The "esophago-gastric junction" implies a transition from the
esophagus to the stomach but is usually used for the mucosal junction (Z-line).
It has, therefore, been avoided as a location, because it may be located
apart from the exact junction between the esophagus and the stomach.
"Hiatus" describes the orifice in the diaphragm which can be
difficult to identify and tends to cause difficulties when defining a hiatus
hernia. For these reasons, the term "cardia" was chosen to describe
the whole of this region. Following initial testing of the terminology,
it became apparent that this caused problems when describing a hiatus hernia.
Initially, it had been agreed that the size of any hernia present would
simply be recorded as "small" or "large". However,
many users wanted to describe the size of a hiatus hernia as the distance
between the Z-line and an anatomical reference defining the passage of
the diaphragm. Likewise, the length of a Barrett's esophagus was defined
as the distance between the transition from the esophageal mucosa to gastric
mucosa (Z line) and an anatomic reference for the end the smooth tube-like
esophagus. For this reason, the term "hiatal narrowing" was included
within the version 1.0 of the terminology. This would also allow better
specification of the length of a Barrett's esophagus and possibly of hiatus
hernia.
However, the testing of MST version 1.0 indicated that the location cardia
and the terms Z line and Hiatal narrowing were poorly undertsood by the
users. To clarify the description the following modifications were made:
・the position of the Z line (given in cm from incisors) could be specified
as an attribute of Normal, Hiatus Hernia and Barrett's Esophagus.
・Hiatal narrowing is used as a distance measure for Hiatus Hernia. This
anatomical reference, when combined with the distance measure for Z line,
should more precisely define the length of a Hiatus Hernia.
・Upper end of Gastric Folds is used as a distance measure for Barrett's
Esophagus. This change when combined with the distance measure for Z line
should more precisely define the length of a Barrett's Esophagus.

2.3.2.2 図を参照(Gastric Fundus, Body and Antrum.)

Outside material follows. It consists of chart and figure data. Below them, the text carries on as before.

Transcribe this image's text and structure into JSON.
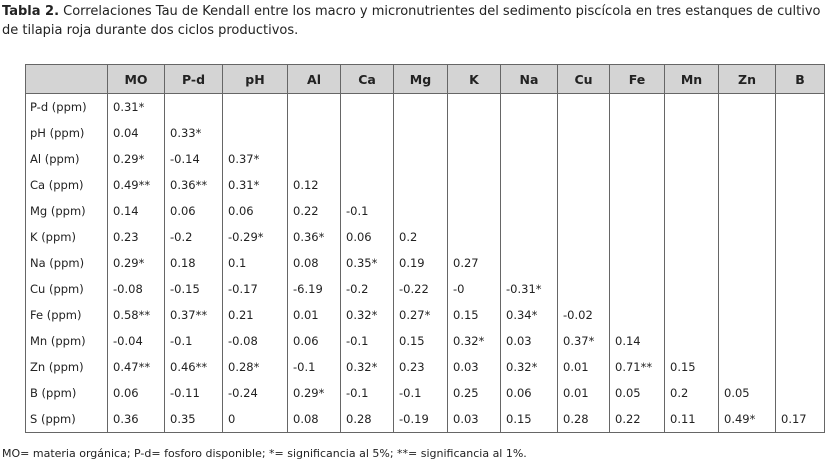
{
  "title": {
    "label": "Tabla 2.",
    "text": "Correlaciones Tau de Kendall entre los macro y micronutrientes del sedimento piscícola en tres estanques de cultivo de tilapia roja durante dos ciclos productivos."
  },
  "table": {
    "columns": [
      "MO",
      "P-d",
      "pH",
      "Al",
      "Ca",
      "Mg",
      "K",
      "Na",
      "Cu",
      "Fe",
      "Mn",
      "Zn",
      "B"
    ],
    "rows": [
      {
        "label": "P-d (ppm)",
        "values": [
          "0.31*"
        ]
      },
      {
        "label": "pH (ppm)",
        "values": [
          "0.04",
          "0.33*"
        ]
      },
      {
        "label": "Al (ppm)",
        "values": [
          "0.29*",
          "-0.14",
          "0.37*"
        ]
      },
      {
        "label": "Ca (ppm)",
        "values": [
          "0.49**",
          "0.36**",
          "0.31*",
          "0.12"
        ]
      },
      {
        "label": "Mg (ppm)",
        "values": [
          "0.14",
          "0.06",
          "0.06",
          "0.22",
          "-0.1"
        ]
      },
      {
        "label": "K (ppm)",
        "values": [
          "0.23",
          "-0.2",
          "-0.29*",
          "0.36*",
          "0.06",
          "0.2"
        ]
      },
      {
        "label": "Na (ppm)",
        "values": [
          "0.29*",
          "0.18",
          "0.1",
          "0.08",
          "0.35*",
          "0.19",
          "0.27"
        ]
      },
      {
        "label": "Cu (ppm)",
        "values": [
          "-0.08",
          "-0.15",
          "-0.17",
          "-6.19",
          "-0.2",
          "-0.22",
          "-0",
          "-0.31*"
        ]
      },
      {
        "label": "Fe (ppm)",
        "values": [
          "0.58**",
          "0.37**",
          "0.21",
          "0.01",
          "0.32*",
          "0.27*",
          "0.15",
          "0.34*",
          "-0.02"
        ]
      },
      {
        "label": "Mn (ppm)",
        "values": [
          "-0.04",
          "-0.1",
          "-0.08",
          "0.06",
          "-0.1",
          "0.15",
          "0.32*",
          "0.03",
          "0.37*",
          "0.14"
        ]
      },
      {
        "label": "Zn (ppm)",
        "values": [
          "0.47**",
          "0.46**",
          "0.28*",
          "-0.1",
          "0.32*",
          "0.23",
          "0.03",
          "0.32*",
          "0.01",
          "0.71**",
          "0.15"
        ]
      },
      {
        "label": "B (ppm)",
        "values": [
          "0.06",
          "-0.11",
          "-0.24",
          "0.29*",
          "-0.1",
          "-0.1",
          "0.25",
          "0.06",
          "0.01",
          "0.05",
          "0.2",
          "0.05"
        ]
      },
      {
        "label": "S (ppm)",
        "values": [
          "0.36",
          "0.35",
          "0",
          "0.08",
          "0.28",
          "-0.19",
          "0.03",
          "0.15",
          "0.28",
          "0.22",
          "0.11",
          "0.49*",
          "0.17"
        ]
      }
    ]
  },
  "footnote": "MO= materia orgánica; P-d= fosforo disponible; *= significancia al 5%; **= significancia al 1%."
}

Fundus is used to describe the anatomical part of the stomach that lies
under the diaphragm on a barium meal examination. In the OMED terminology
the term "fundus" is regarded as confusing and the term "fornix"

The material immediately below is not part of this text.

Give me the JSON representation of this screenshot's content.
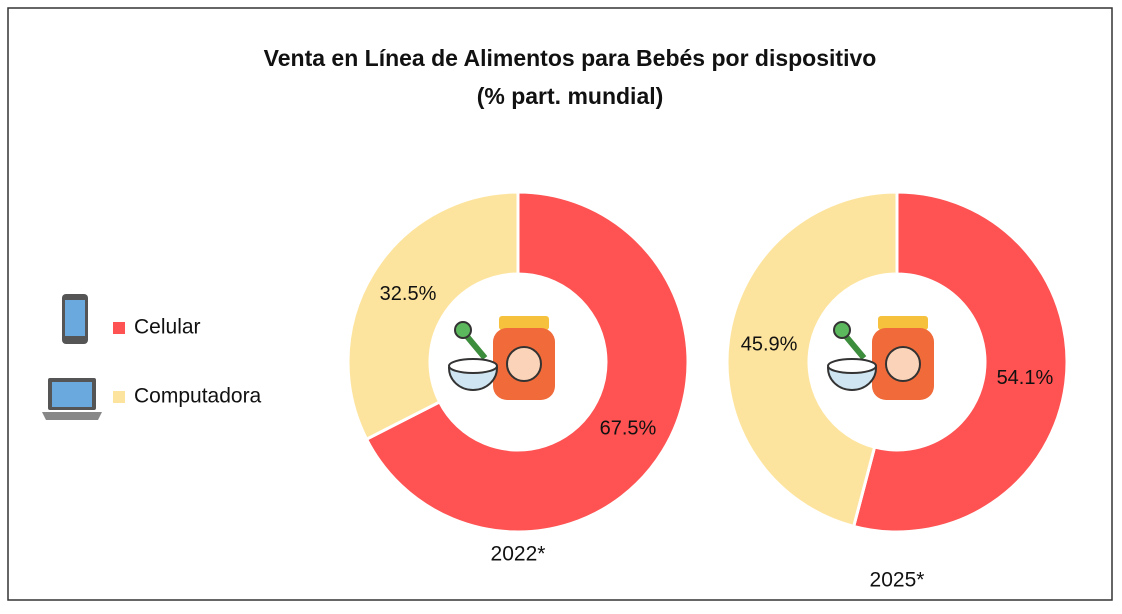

has been preferred to describe the upper area of the stomach examined during
a reverse maneuver. In the recommended minimal standard terminology, the
term "fundus" has been used as it is so commonly employed that
it was felt undesirable to remove it.
The gastric body is defined as the area of the stomach above the angulus
which is usually lined by folded gastric mucosa. The antrum is defined
as the distal part of the stomach usually lined by flat mucosa.
2.3.2.3 胆道系、図を参照(Biliary Tree )
A problem occurs in the description of the biliary tree. The anatomical
divisions "common hepatic duct" and "common bile duct"

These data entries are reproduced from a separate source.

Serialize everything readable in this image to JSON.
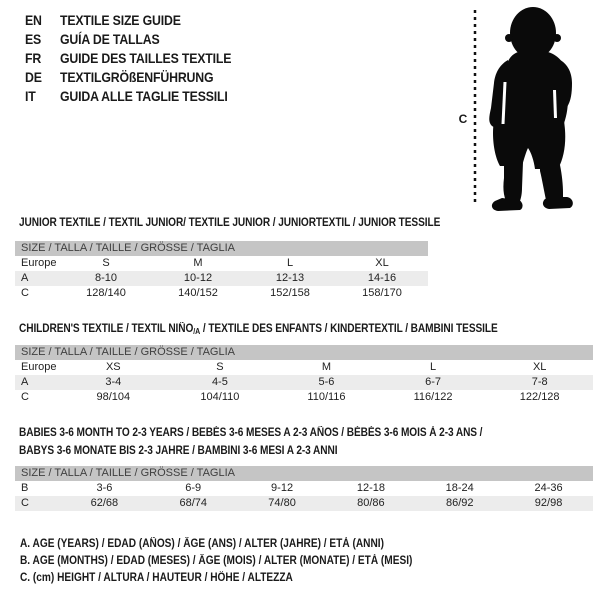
{
  "page": {
    "background": "#ffffff",
    "text_color": "#1a1a1a",
    "size_bar_color": "#c5c5c5",
    "alt_row_color": "#ececec",
    "silhouette_color": "#0a0a0a"
  },
  "header": {
    "languages": [
      {
        "code": "EN",
        "label": "TEXTILE SIZE GUIDE"
      },
      {
        "code": "ES",
        "label": "GUÍA DE TALLAS"
      },
      {
        "code": "FR",
        "label": "GUIDE DES TAILLES TEXTILE"
      },
      {
        "code": "DE",
        "label": "TEXTILGRÖßENFÜHRUNG"
      },
      {
        "code": "IT",
        "label": "GUIDA ALLE TAGLIE TESSILI"
      }
    ]
  },
  "figure": {
    "icon": "baby-silhouette",
    "height_marker": "C"
  },
  "tables": [
    {
      "title_lines": [
        {
          "prefix": "JUNIOR TEXTILE / TEXTIL JUNIOR/ TEXTILE JUNIOR / JUNIORTEXTIL / JUNIOR TESSILE",
          "sub": "",
          "suffix": ""
        }
      ],
      "size_header": "SIZE / TALLA / TAILLE / GRÖSSE / TAGLIA",
      "rows": [
        {
          "label": "Europe",
          "values": [
            "S",
            "M",
            "L",
            "XL"
          ]
        },
        {
          "label": "A",
          "values": [
            "8-10",
            "10-12",
            "12-13",
            "14-16"
          ]
        },
        {
          "label": "C",
          "values": [
            "128/140",
            "140/152",
            "152/158",
            "158/170"
          ]
        }
      ]
    },
    {
      "title_lines": [
        {
          "prefix": "CHILDREN'S TEXTILE / TEXTIL NIÑO",
          "sub": "/A",
          "suffix": " / TEXTILE DES ENFANTS / KINDERTEXTIL / BAMBINI TESSILE"
        }
      ],
      "size_header": "SIZE / TALLA / TAILLE / GRÖSSE / TAGLIA",
      "rows": [
        {
          "label": "Europe",
          "values": [
            "XS",
            "S",
            "M",
            "L",
            "XL"
          ]
        },
        {
          "label": "A",
          "values": [
            "3-4",
            "4-5",
            "5-6",
            "6-7",
            "7-8"
          ]
        },
        {
          "label": "C",
          "values": [
            "98/104",
            "104/110",
            "110/116",
            "116/122",
            "122/128"
          ]
        }
      ]
    },
    {
      "title_lines": [
        {
          "prefix": "BABIES 3-6 MONTH TO 2-3 YEARS / BEBÉS 3-6 MESES A 2-3 AÑOS / BÉBÉS 3-6 MOIS À 2-3 ANS /",
          "sub": "",
          "suffix": ""
        },
        {
          "prefix": "BABYS 3-6 MONATE BIS 2-3 JAHRE / BAMBINI 3-6 MESI A 2-3 ANNI",
          "sub": "",
          "suffix": ""
        }
      ],
      "size_header": "SIZE / TALLA / TAILLE / GRÖSSE / TAGLIA",
      "rows": [
        {
          "label": "B",
          "values": [
            "3-6",
            "6-9",
            "9-12",
            "12-18",
            "18-24",
            "24-36"
          ]
        },
        {
          "label": "C",
          "values": [
            "62/68",
            "68/74",
            "74/80",
            "80/86",
            "86/92",
            "92/98"
          ]
        }
      ]
    }
  ],
  "footnotes": [
    "A. AGE (YEARS) / EDAD (AÑOS) / ÂGE (ANS) / ALTER (JAHRE) / ETÀ (ANNI)",
    "B. AGE (MONTHS) / EDAD (MESES) / ÂGE (MOIS) / ALTER (MONATE) / ETÀ (MESI)",
    "C. (cm) HEIGHT / ALTURA / HAUTEUR / HÖHE / ALTEZZA"
  ]
}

within the extrahepatic duct are defined by the insertion of the cystic
duct. This division makes no allowance for the variability in this junction
and leads to considerable confusion when trying to identify the site of
a lesion within the extrahepatic duct. For this reason it was decided to
identify a site called the "main bile duct", which would encompass
both the common hepatic and common bile duct, locating any lesion as being
within the upper, middle or lower third of this duct (Figure 2).
The major intrahepatic ducts were identified as right and left hepatic
ducts from the junction at the porta hepatis and their first sub-division.
All other ducts within the liver are called intrahepatic ducts.